Josie introduces the other Asian man – the one last seen watching her and Truman get it on through the window – to Pete as her cousin Jonathan. When Pete leaves, Jonathan breaks this ruse and tells Josie her job of six years will be over once the mill insurance money comes in and the land gets sold. She says all she needs is Pete’s signature, and in two days everything should be done. Good, Jonathan says, because they are both expected back in Hong Kong, where someone named Mr. Eckhardt is anxious to reunite with Josie. She claims to be ready to go and that Harry means nothing to her, but her eyes betray another truth.

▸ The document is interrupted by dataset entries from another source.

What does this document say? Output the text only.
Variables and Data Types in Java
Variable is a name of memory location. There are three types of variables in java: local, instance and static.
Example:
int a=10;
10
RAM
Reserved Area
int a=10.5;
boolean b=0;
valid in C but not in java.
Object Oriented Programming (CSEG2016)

At The Road House, Coop’s Bookhouse Boy arrives: Truman himself.

The episode ends late at night in the diner. Everyone’s gone home but Hank, who is currently sleeping in the back room. He’s awakened by the sound of someone banging on the front door. He goes to answer it but no one’s there, because they’re somehow already inside. It’s Jonathan, and he proceeds to handily beat the crap out of Hank. When he’s done, he calls Hank a Blood Brother, and tells him next time they meet, he’ll take his head off. There is something very believable about his tone, especially as punctuated with one last bash from a flashlight.

We’ve already talked about the clusterfuck behind the script for this episode. At the helm holding it all together is Todd Holland, here making his first of two appearances as director. Holland was discovered when his student film was seen by some dude named Steven Spielberg, who then hired him to write for AMAZING STORIES. Holland also directed 52 episodes of one of the greatest sitcoms ever, THE LARRY SANDERS SHOW, and won an Emmy for the series finale. Following this he moved onto MALCOLM IN THE MIDDLE where he won another pair of Emmys for directing – one for the pilot – and settled into a role as executive producer. Bottom line, Holland knows television, and can be considered one of the best director’s the medium’s seen in the last 30 years, so he was the perfect guy to be at the head of this derailing train of an episode. Holland keeps the various threads of narrative from getting tangled in each other, and deals out new developments alongside established stories in a way that verges on overwhelming but thankfully never gets there.

Subplots take the spotlight here, most notably the Leland arrest and the Josie deception. While the former is open ended, the latter seems to come with a definite and fast-approaching deadline. The only mention of the Laura Palmer case is a throwaway – no Robertson owned property at Pearl Lakes – but given the episodes to come, this was likely an intentional break meant to set up storylines that would survive beyond the mystery of Laura’s murder.